The most important points in data protection and worker issue based policy are covered in the leadup to the GDPR. Interestingly, the International Labour Office’s Code of Practice around workers’ data, published as early as the 1990s, made similar interventions and recommendations that are now enforceable in the GDPR today. This chapter outlines this process and picks up on some of the most important and insightful developments to provide a foundation for the first principles and policy options outlined in later chapters of the report. The aim of the fourth chapter is to identify some of the tensions in legal principles about which the present author has been concerned, where e.g. inviolability does not seem to cohere with the concept of power of command; or where inferences from data and the link to workers’ reputations must be problematised. This chapter also looks at the concept of ‘consent’, which tends to be de-prioritised in discussions of the employment relationship (where consent is normally discussed in relation to a consumer, in the context of the GDPR) due to its already existing unequal nature. We argue that there are possibilities to rethink the definition of consent, nonetheless, and to perhaps look at a way to update the unidirectional conceptualization of this type of relationship.
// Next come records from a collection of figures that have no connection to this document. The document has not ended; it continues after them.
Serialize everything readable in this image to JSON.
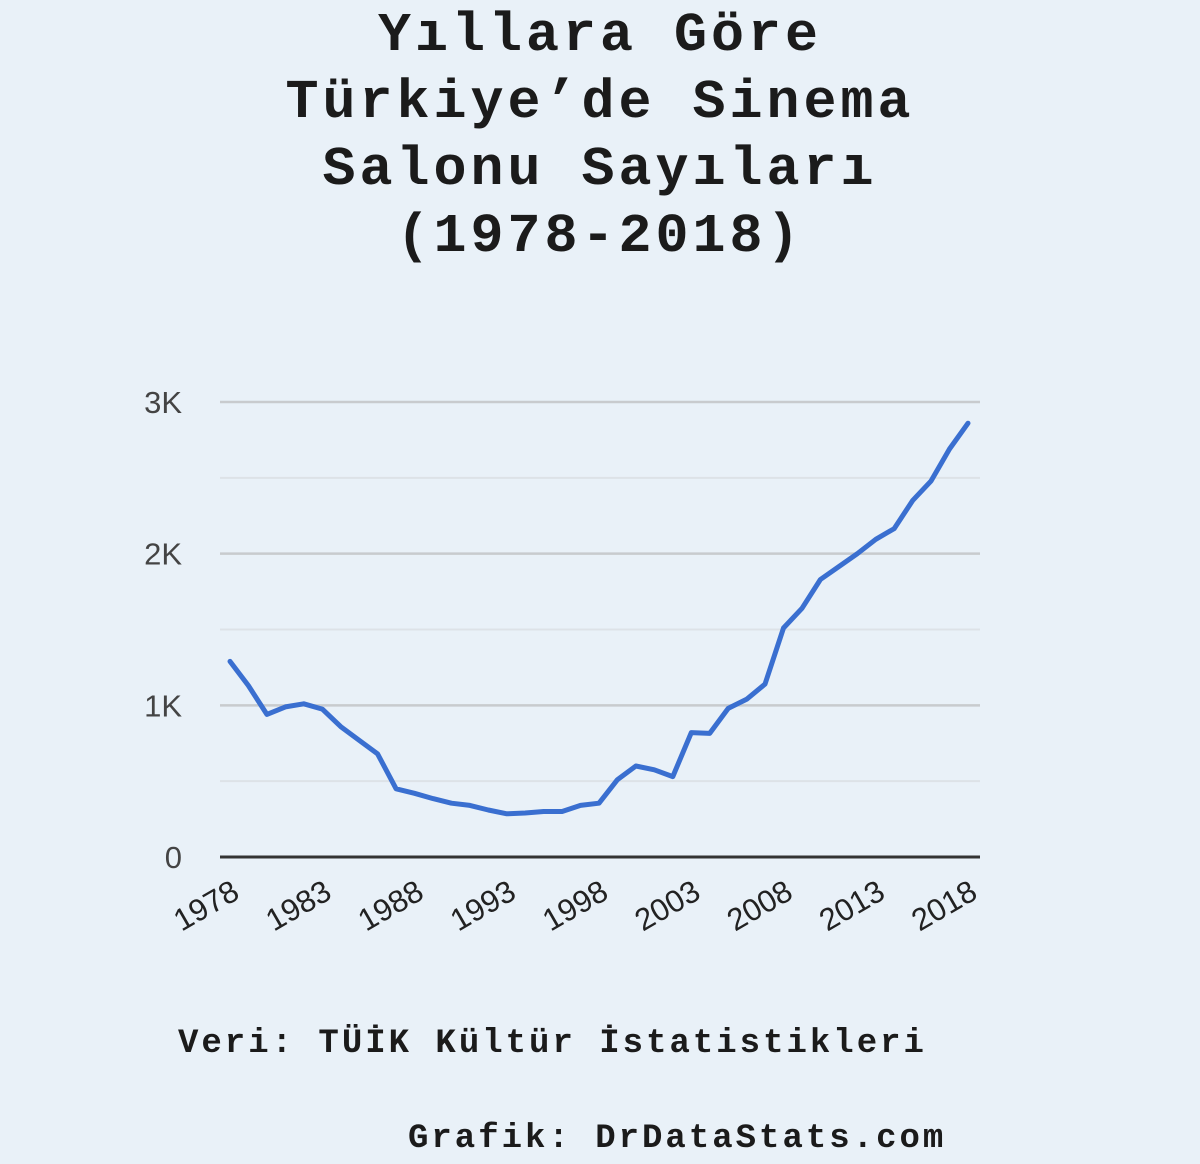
{
  "title_lines": [
    "Yıllara Göre",
    "Türkiye’de Sinema",
    "Salonu Sayıları",
    "(1978-2018)"
  ],
  "source": "Veri: TÜİK Kültür İstatistikleri",
  "credit": "Grafik: DrDataStats.com",
  "colors": {
    "background": "#e9f1f8",
    "line": "#3a6fd0",
    "grid_major": "#c8cbce",
    "grid_minor": "#dde2e7",
    "baseline": "#333333"
  },
  "chart_data": {
    "type": "line",
    "title": "Yıllara Göre Türkiye’de Sinema Salonu Sayıları (1978-2018)",
    "xlabel": "",
    "ylabel": "",
    "x": [
      1978,
      1979,
      1980,
      1981,
      1982,
      1983,
      1984,
      1985,
      1986,
      1987,
      1988,
      1989,
      1990,
      1991,
      1992,
      1993,
      1994,
      1995,
      1996,
      1997,
      1998,
      1999,
      2000,
      2001,
      2002,
      2003,
      2004,
      2005,
      2006,
      2007,
      2008,
      2009,
      2010,
      2011,
      2012,
      2013,
      2014,
      2015,
      2016,
      2017,
      2018
    ],
    "series": [
      {
        "name": "",
        "values": [
          1290,
          1130,
          940,
          990,
          1010,
          975,
          860,
          770,
          680,
          450,
          420,
          385,
          355,
          340,
          310,
          285,
          290,
          300,
          300,
          340,
          355,
          510,
          600,
          575,
          530,
          820,
          815,
          980,
          1040,
          1140,
          1510,
          1640,
          1830,
          1915,
          2000,
          2095,
          2165,
          2350,
          2480,
          2690,
          2860
        ]
      }
    ],
    "xticks": [
      "1978",
      "1983",
      "1988",
      "1993",
      "1998",
      "2003",
      "2008",
      "2013",
      "2018"
    ],
    "yticks": [
      "0",
      "1K",
      "2K",
      "3K"
    ],
    "ytick_values": [
      0,
      1000,
      2000,
      3000
    ],
    "ylim": [
      0,
      3000
    ],
    "xlim": [
      1978,
      2018
    ],
    "grid": true
  }
}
The fifth chapter then provides a series of country case studies provided in part by a series of legal scholars from across the EU, and Norway and Nigeria, where contributors have outlined information about which technologies are characteristic in specific countries; identified which legal mechanisms are being used including aspects of labour law, to ultimately protect workers’ privacy and data; looked at the ways local cases are working to integrate the GDPR as per Art. 88; and begins to put the focus on the role of worker representatives who, we ultimately recommend, should be considered meaningful social partners in dialogue with employers and with co-determination rights (see policy options).
In the sixth chapter, we present a series of ‘Worker Cameos’ which are based on semi-structured interviews carried out with a series of workers to identify where EPM and tracking are occurring and to investigate and identify workers’ experience of this. Workers in many sectors and spheres, from dentists, to bankers, to content moderators, are being tracked. All workers interviewed feel that their work has intensified, expectations are higher, performance management is increasingly granular, and stress and anxiety are at an all-time high, as tracking and monitoring technologies become increasingly good at surveillance.
The report concludes with a set of first principles and policy options for European Parliament policymakers, prioritising the role of trade unions and other worker representative groups. These Principles and Options are designed to mitigate against the worst impacts of digitalised tracking, monitoring and surveillance in the world of work.